Android is a multitasking operating systems in which various different applications can run concurrently at the foreground or background. By now you would have notice about your device that there is not a button that explicitly closes the application. This in turn would make us think, "So where is the application after we click upon the back button ?"
Most applications would actually go behind the scene and became a background task. (I'm saying MOST, but not all) Then when the android operating system needs more memory, it will actually kills off these background process which have a lower priority thus releasing the memory (deallocate) for other applications to use. So now you understand how your device memory works right ?
Next you need to be aware that a lot of stuff in the android device takes up memory which the memory does not gets deallocated. Some examples:-
1) Live wallpapers
2) Widgets
3) Launcher
4) Background running process (ebuddy, email, twitter and facebook polling and such)
It may not be that all the process mentioned above lags your device altogether. From my prior experience, it may due to one single application that went "rogue" which causes "memory leaks" hence slowing down the system. You may wish to switch off each of these background process one by one to test out which process is the culprit.

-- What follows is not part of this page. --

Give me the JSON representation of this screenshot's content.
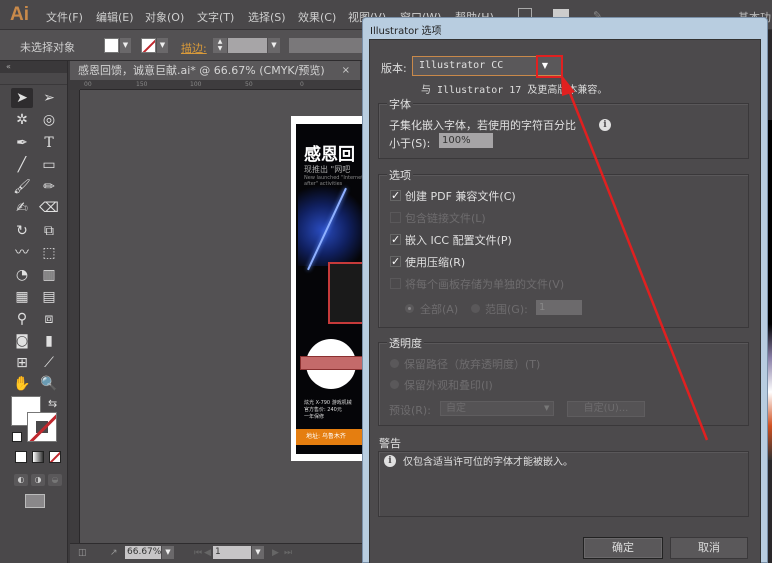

One other remedy is to tweak the "MinFree" parameters of your Android. Like telling your Android device to grab memory even if it's not "hungry". This in turn will make your device function smoother as you have surplus amount of memory to use but the downfall is that more and frequent background applications would be killed. If you wish to try to tweak that part of your device, download an application called "Autokiller" (Screenshot at the beginning of this post). You need root access to use it though.